Regain boomer balance

Advisors frequently say their clients have been "frozen" by their equity losses. These clients have not rebalanced and, often, the advisors have not pushed them to do so. Asset allocation is often based simply on where the client finds themselves as a result of the market rather than on carefully analyzed strategies. Compounding this, these clients are now putting new money into fixed investments only. Their asset allocation to equities ratio has not only been drawn down by losses, but also by new fixed investments.

It is, of course, easy to understand this failure to rebalance. Uncertainty has never seemed higher. There are credible analysts predicting a steep drop in the Dow - some predict a number as low as 4,000. Many believe the recovery will bring the Dow to 16,000 or higher. It's hard to make decisions in a time of such wide ranging possibilities.

The role of boomer advisors is clear. This is a time for a detailed discussion of risk and asset allocation with your clients. While defining an optimal asset allocation strategy may be harder than before, the importance of effective asset allocation has not diminished. My own research indicates that many advisors have lost confidence in their former views about asset allocation.

This is not necessarily a negative. I have long believed, and have written, that common views on asset allocation for those close to, and in, retirement are often sub-optimal. I believe that asset allocation for the retired and near retired should include more guaranteed lifetime income products, including immediate annuities.
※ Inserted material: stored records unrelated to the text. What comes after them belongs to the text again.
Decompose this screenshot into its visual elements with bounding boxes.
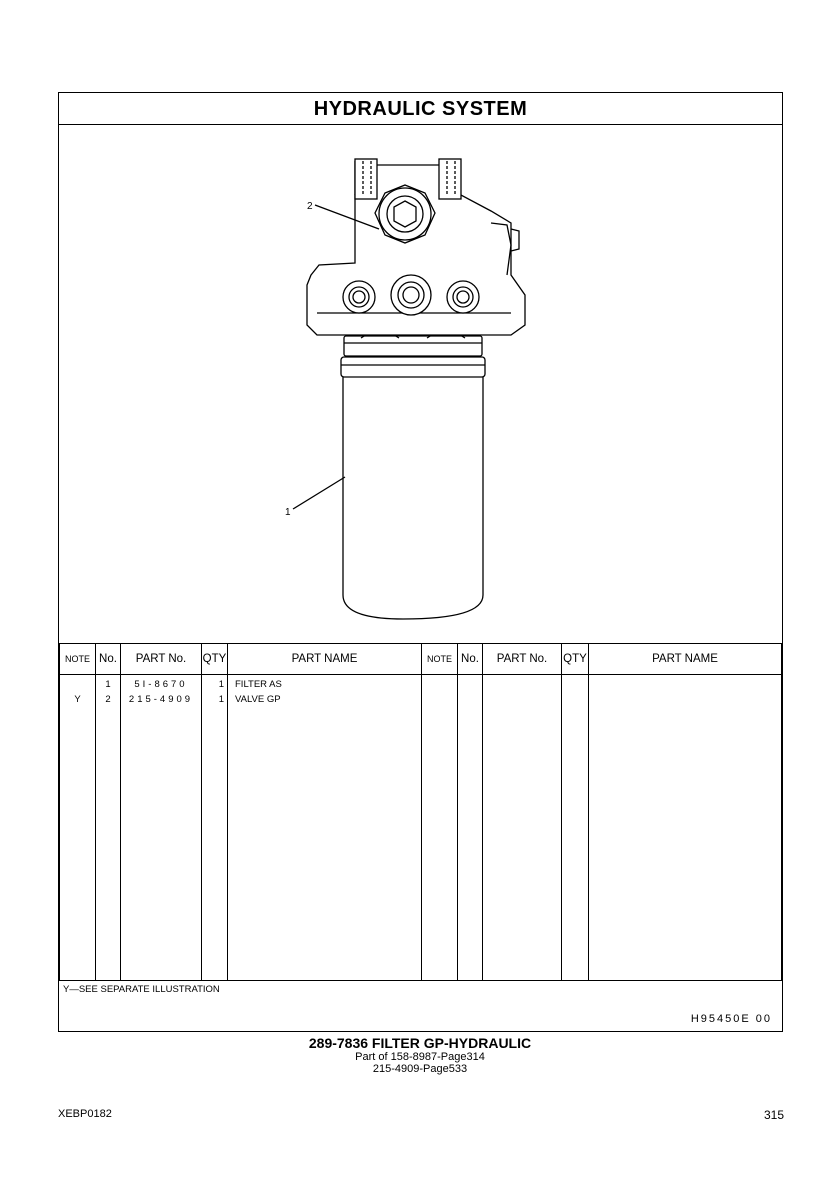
header-note-2: NOTE (422, 644, 458, 675)
leader-line-1 (293, 477, 345, 509)
row-1-qty: 1 (218, 679, 224, 690)
header-part-name: PART NAME (228, 644, 422, 675)
row-1-note (63, 677, 92, 692)
no-column-2 (458, 675, 483, 981)
exploded-illustration (59, 125, 782, 643)
qty-column (202, 675, 228, 981)
header-part-no: PART No. (121, 644, 202, 675)
part-no-column (121, 675, 202, 981)
part-name-column-2 (589, 675, 782, 981)
row-1-no: 1 (105, 679, 111, 690)
header-part-no-2: PART No. (483, 644, 562, 675)
filter-assembly-drawing (59, 125, 781, 643)
header-note: NOTE (60, 644, 96, 675)
publication-code: XEBP0182 (58, 1108, 112, 1120)
row-2-part-name: VALVE GP (235, 694, 281, 705)
caption-reference-2: 215-4909-Page533 (372, 1063, 468, 1075)
group-caption: 289-7836 FILTER GP-HYDRAULIC (308, 1035, 532, 1051)
row-2-no: 2 (105, 694, 111, 705)
callout-2: 2 (307, 201, 313, 212)
header-part-name-2: PART NAME (589, 644, 782, 675)
caption-reference-1: Part of 158-8987-Page314 (355, 1051, 485, 1063)
valve-hex-plug (375, 185, 435, 243)
part-no-column-2 (483, 675, 562, 981)
page-number: 315 (763, 1108, 784, 1122)
row-2-qty: 1 (218, 694, 224, 705)
table-header-row (60, 644, 782, 675)
note-column (60, 675, 96, 981)
port-fittings (343, 275, 479, 315)
part-name-column (228, 675, 422, 981)
filter-canister (341, 333, 485, 619)
header-qty: QTY (202, 644, 228, 675)
header-qty-2: QTY (562, 644, 589, 675)
table-body (60, 675, 782, 981)
note-column-2 (422, 675, 458, 981)
row-1-part-name: FILTER AS (235, 679, 282, 690)
header-no: No. (96, 644, 121, 675)
parts-page-frame (58, 92, 783, 1032)
no-column (96, 675, 121, 981)
illustration-ref: H95450E 00 (690, 1013, 772, 1025)
callout-1: 1 (285, 507, 291, 518)
row-2-note: Y (74, 694, 81, 705)
footnote: Y—SEE SEPARATE ILLUSTRATION (63, 984, 220, 995)
row-1-part-no: 5I-8670 (134, 679, 188, 690)
row-2-part-no: 215-4909 (128, 694, 194, 705)
parts-table (59, 643, 782, 981)
qty-column-2 (562, 675, 589, 981)
section-title: HYDRAULIC SYSTEM (59, 93, 782, 125)
header-no-2: No. (458, 644, 483, 675)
I believe that the static asset allocations that many advisors subscribe to - in which asset allocations remain constant during varying market conditions and client circumstances - are less than optimal for those drawing income. But my point now is not to argue about what asset allocation should be, only that advisors need a strong view about asset allocation now and to work with their clients to get their investment portfolios allocated properly. I think many advisors will conclude that guaranteed lifetime income in the form of annuities is prudent and more useful than ever, but the key point is to have a plan to present to clients.

It's also clear that investor views about asset allocation have changed. Investors risk tolerance is higher in a rising market than a falling market. If a client's risk tolerance has been revised by recent events, all the more reason to talk to him, analyze the situation and develop a new strategy that is more appropriate. Clients are impressed by a pro-active advisor. Re-visiting the investment strategy is one way to demonstrate that.
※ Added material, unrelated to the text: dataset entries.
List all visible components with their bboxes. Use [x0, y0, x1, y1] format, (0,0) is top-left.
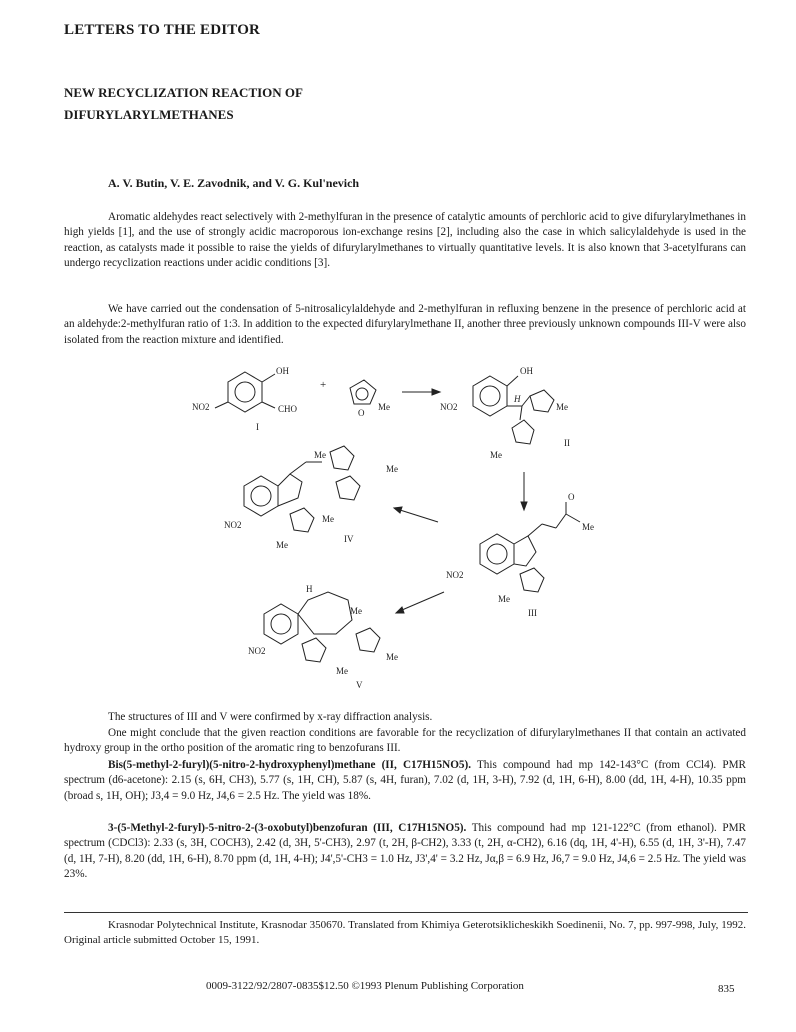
- label-cho: CHO: [278, 404, 298, 414]
- label-no2-V: NO2: [248, 646, 266, 656]
- label-me-IV-a: Me: [314, 450, 326, 460]
- label-compound-IV: IV: [344, 534, 354, 544]
- label-me-IV-b: Me: [386, 464, 398, 474]
- compound-II-data: This compound had mp 142-143°C (from CCl4). PMR spectrum (d6-acetone): 2.15 (s, 6H, CH3), 5.77 (s, 1H, CH), 5.87 (s, 4H, furan), 7.02 (d, 1H, 3-H), 7.92 (d, 1H, 6-H), 8.00 (dd, 1H, 4-H), 10.35 ppm (broad s, 1H, OH); J3,4 = 9.0 Hz, J4,6 = 2.5 Hz. The yield was 18%.: [64, 759, 746, 802]
- label-h-V: H: [306, 584, 313, 594]
- compound-II-name: Bis(5-methyl-2-furyl)(5-nitro-2-hydroxyphenyl)methane (II, C17H15NO5).: [108, 759, 472, 771]
- reaction-scheme: [190, 362, 620, 692]
- paragraph-conclusion: One might conclude that the given reaction conditions are favorable for the recyclization of difurylarylmethanes II that contain an activated hydroxy group in the ortho position of the aromatic ring to benzofurans III.: [64, 727, 746, 755]
- label-me-V-a: Me: [350, 606, 362, 616]
- label-me-V-c: Me: [336, 666, 348, 676]
- label-oh-II: OH: [520, 366, 533, 376]
- label-oh-I: OH: [276, 366, 289, 376]
- compound-III-name: 3-(5-Methyl-2-furyl)-5-nitro-2-(3-oxobutyl)benzofuran (III, C17H15NO5).: [108, 822, 467, 834]
- label-me-II-b: Me: [490, 450, 502, 460]
- footer-copyright: 0009-3122/92/2807-0835$12.50 ©1993 Plenum Publishing Corporation: [206, 980, 524, 992]
- label-me-II-a: Me: [556, 402, 568, 412]
- label-compound-III: III: [528, 608, 537, 618]
- compound-III-data: This compound had mp 121-122°C (from ethanol). PMR spectrum (CDCl3): 2.33 (s, 3H, COCH3), 2.42 (d, 3H, 5'-CH3), 2.97 (t, 2H, β-CH2), 3.33 (t, 2H, α-CH2), 6.16 (dq, 1H, 4'-H), 6.55 (d, 1H, 3'-H), 7.47 (d, 1H, 7-H), 8.20 (dd, 1H, 6-H), 8.70 ppm (d, 1H, 4-H); J4',5'-CH3 = 1.0 Hz, J3',4' = 3.2 Hz, Jα,β = 6.9 Hz, J6,7 = 9.0 Hz, J4,6 = 2.5 Hz. The yield was 23%.: [64, 822, 746, 881]
- label-me-IV-d: Me: [276, 540, 288, 550]
- label-me-III-b: Me: [498, 594, 510, 604]
- footnote-divider: [64, 912, 748, 913]
- page-number: 835: [718, 983, 735, 995]
- article-title-line2: DIFURYLARYLMETHANES: [64, 107, 234, 122]
- label-no2-I: NO2: [192, 402, 210, 412]
- compound-I-structure: [215, 372, 275, 412]
- compound-II-description: [64, 758, 746, 804]
- compound-III-description: [64, 821, 746, 883]
- plus-sign: +: [320, 379, 327, 391]
- compound-III-structure: [480, 502, 580, 592]
- paragraph-xray: The structures of III and V were confirmed by x-ray diffraction analysis.: [108, 711, 433, 723]
- footnote: Krasnodar Polytechnical Institute, Krasnodar 350670. Translated from Khimiya Geterotsiklicheskikh Soedinenii, No. 7, pp. 997-998, July, 1992. Original article submitted October 15, 1991.: [64, 919, 746, 946]
- authors: A. V. Butin, V. E. Zavodnik, and V. G. Kul'nevich: [108, 176, 360, 190]
- label-no2-III: NO2: [446, 570, 464, 580]
- methylfuran-structure: [350, 380, 376, 404]
- label-h-II: H: [514, 394, 521, 404]
- label-no2-II: NO2: [440, 402, 458, 412]
- section-heading: LETTERS TO THE EDITOR: [64, 22, 261, 38]
- label-no2-IV: NO2: [224, 520, 242, 530]
- label-o-III: O: [568, 492, 575, 502]
- label-me-V-b: Me: [386, 652, 398, 662]
- label-compound-V: V: [356, 680, 363, 690]
- compound-II-structure: [473, 376, 554, 444]
- compound-IV-structure: [244, 446, 360, 532]
- label-compound-I: I: [256, 422, 259, 432]
- paragraph-intro: Aromatic aldehydes react selectively with 2-methylfuran in the presence of catalytic amounts of perchloric acid to give difurylarylmethanes in high yields [1], and the use of strongly acidic macroporous ion-exchange resins [2], including also the case in which salicylaldehyde is used in the reaction, as catalysts made it possible to raise the yields of difurylarylmethanes to virtually quantitative levels. It is also known that 3-acetylfurans can undergo recyclization reactions under acidic conditions [3].: [64, 211, 746, 270]
- label-o-furan: O: [358, 408, 365, 418]
- label-me-furan: Me: [378, 402, 390, 412]
- label-compound-II: II: [564, 438, 570, 448]
- compound-V-structure: [264, 592, 380, 662]
- paragraph-condensation: We have carried out the condensation of 5-nitrosalicylaldehyde and 2-methylfuran in refluxing benzene in the presence of perchloric acid at an aldehyde:2-methylfuran ratio of 1:3. In addition to the expected difurylarylmethane II, another three previously unknown compounds III-V were also isolated from the reaction mixture and identified.: [64, 303, 746, 346]
- article-title-line1: NEW RECYCLIZATION REACTION OF: [64, 85, 303, 100]
- label-me-IV-c: Me: [322, 514, 334, 524]
- label-me-III-a: Me: [582, 522, 594, 532]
Client discussion should revolve around the willingness they have to accept the near term risk of further declines. Typically, markets recover before the economy; those who reduce their risk levels for fear of further decline risk missing a good deal of market growth. But rebalancing during a recession risks further loss. It's good to know which of your clients can take it and which cannot.
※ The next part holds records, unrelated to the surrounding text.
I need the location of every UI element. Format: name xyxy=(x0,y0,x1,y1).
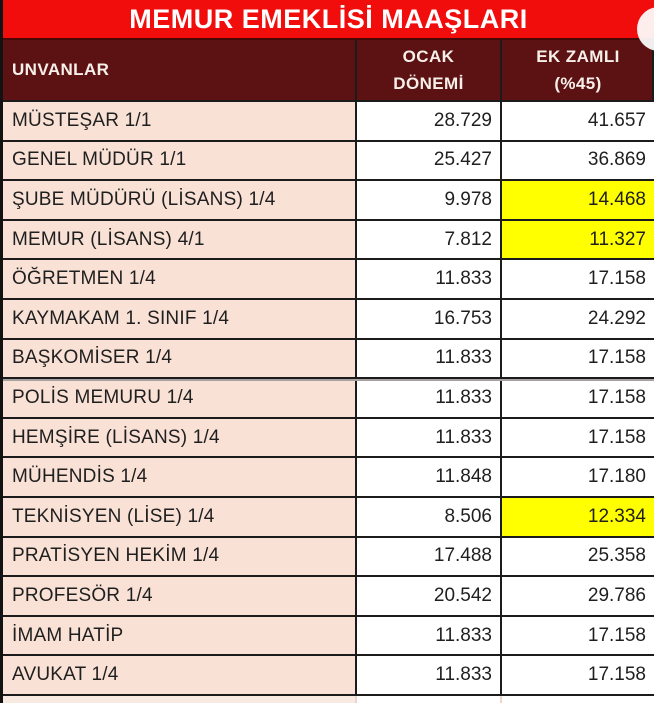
ek-zamli-value-cell: 12.334 xyxy=(500,498,654,536)
unvan-cell: MÜHENDİS 1/4 xyxy=(3,458,355,496)
ocak-value-cell: 11.833 xyxy=(355,260,500,298)
table-row xyxy=(3,260,654,300)
ocak-value-cell: 20.542 xyxy=(355,577,500,615)
ek-zamli-value-cell: 41.657 xyxy=(500,102,654,140)
ocak-value-cell: 28.729 xyxy=(355,102,500,140)
ocak-value-cell: 25.427 xyxy=(355,142,500,180)
unvan-cell: TEKNİSYEN (LİSE) 1/4 xyxy=(3,498,355,536)
unvan-cell: MÜSTEŞAR 1/1 xyxy=(3,102,355,140)
table-row xyxy=(3,221,654,261)
table-row xyxy=(3,102,654,142)
table-row xyxy=(3,340,654,380)
unvan-cell: KAYMAKAM 1. SINIF 1/4 xyxy=(3,300,355,338)
table-row xyxy=(3,538,654,578)
unvan-cell: ÖĞRETMEN 1/4 xyxy=(3,260,355,298)
unvan-cell: MEMUR (LİSANS) 4/1 xyxy=(3,221,355,259)
ek-zamli-value-cell: 17.158 xyxy=(500,617,654,655)
ocak-value-cell: 8.506 xyxy=(355,498,500,536)
header-cell-unvanlar: UNVANLAR xyxy=(12,60,110,79)
ocak-value-cell: 16.753 xyxy=(355,300,500,338)
ocak-value-cell: 11.848 xyxy=(355,458,500,496)
ek-zamli-value-cell: 14.468 xyxy=(500,181,654,219)
page-title: MEMUR EMEKLİSİ MAAŞLARI xyxy=(3,0,654,40)
ek-zamli-value-cell: 17.158 xyxy=(500,379,654,417)
header-cell-ek-zamli xyxy=(500,40,654,100)
ocak-value-cell: 11.833 xyxy=(355,419,500,457)
ek-zamli-value-cell: 17.180 xyxy=(500,458,654,496)
ek-zamli-value-cell: 25.358 xyxy=(500,538,654,576)
table-row xyxy=(3,577,654,617)
table-row xyxy=(3,419,654,459)
header-cell-ocak-donemi xyxy=(355,40,500,100)
ek-zamli-value-cell: 36.869 xyxy=(500,142,654,180)
ocak-value-cell: 17.488 xyxy=(355,538,500,576)
ocak-value-cell: 11.833 xyxy=(355,656,500,694)
ocak-value-cell: 11.833 xyxy=(355,617,500,655)
cropped-ocak-cell xyxy=(355,696,500,703)
unvan-cell: POLİS MEMURU 1/4 xyxy=(3,379,355,417)
ocak-value-cell: 11.833 xyxy=(355,379,500,417)
ek-zamli-value-cell: 29.786 xyxy=(500,577,654,615)
cropped-ek-cell xyxy=(500,696,654,703)
ocak-value-cell: 11.833 xyxy=(355,340,500,378)
ek-zamli-value-cell: 11.327 xyxy=(500,221,654,259)
unvan-cell: HEMŞİRE (LİSANS) 1/4 xyxy=(3,419,355,457)
cropped-next-row xyxy=(3,696,654,703)
ek-zamli-value-cell: 24.292 xyxy=(500,300,654,338)
table-row xyxy=(3,656,654,696)
table-row xyxy=(3,498,654,538)
ek-zamli-value-cell: 17.158 xyxy=(500,260,654,298)
table-rows xyxy=(3,102,654,696)
table-row xyxy=(3,300,654,340)
unvan-cell: BAŞKOMİSER 1/4 xyxy=(3,340,355,378)
table-row xyxy=(3,617,654,657)
table-row xyxy=(3,181,654,221)
ocak-value-cell: 9.978 xyxy=(355,181,500,219)
header-label-ocak-donemi: OCAK DÖNEMİ xyxy=(393,46,464,93)
ocak-value-cell: 7.812 xyxy=(355,221,500,259)
cropped-label-cell xyxy=(3,696,355,703)
unvan-cell: PRATİSYEN HEKİM 1/4 xyxy=(3,538,355,576)
table-header-row xyxy=(3,40,654,102)
unvan-cell: AVUKAT 1/4 xyxy=(3,656,355,694)
unvan-cell: GENEL MÜDÜR 1/1 xyxy=(3,142,355,180)
ek-zamli-value-cell: 17.158 xyxy=(500,656,654,694)
unvan-cell: İMAM HATİP xyxy=(3,617,355,655)
table-row xyxy=(3,379,654,419)
unvan-cell: PROFESÖR 1/4 xyxy=(3,577,355,615)
unvan-cell: ŞUBE MÜDÜRÜ (LİSANS) 1/4 xyxy=(3,181,355,219)
table-row xyxy=(3,458,654,498)
header-label-ek-zamli: EK ZAMLI (%45) xyxy=(536,46,620,93)
ek-zamli-value-cell: 17.158 xyxy=(500,419,654,457)
table-row xyxy=(3,142,654,182)
ek-zamli-value-cell: 17.158 xyxy=(500,340,654,378)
One way to proceed is to review scenarios for the equity market, including short and long recoveries and high and low market bottoms. It's especially useful if you can provide some sense of the likelihood of each scenario.

I shudder when I hear portfolios aren't being re-balanced. This is the time for financial advisors to be in control, and to not only reassure clients but to maximize their contribution to their clients. Proper rebalancing isn't easy, but it beats asset allocation by accident.

Mathew Greenwald is president of Washington, D.C.-based Mathew Greenwald and Associates.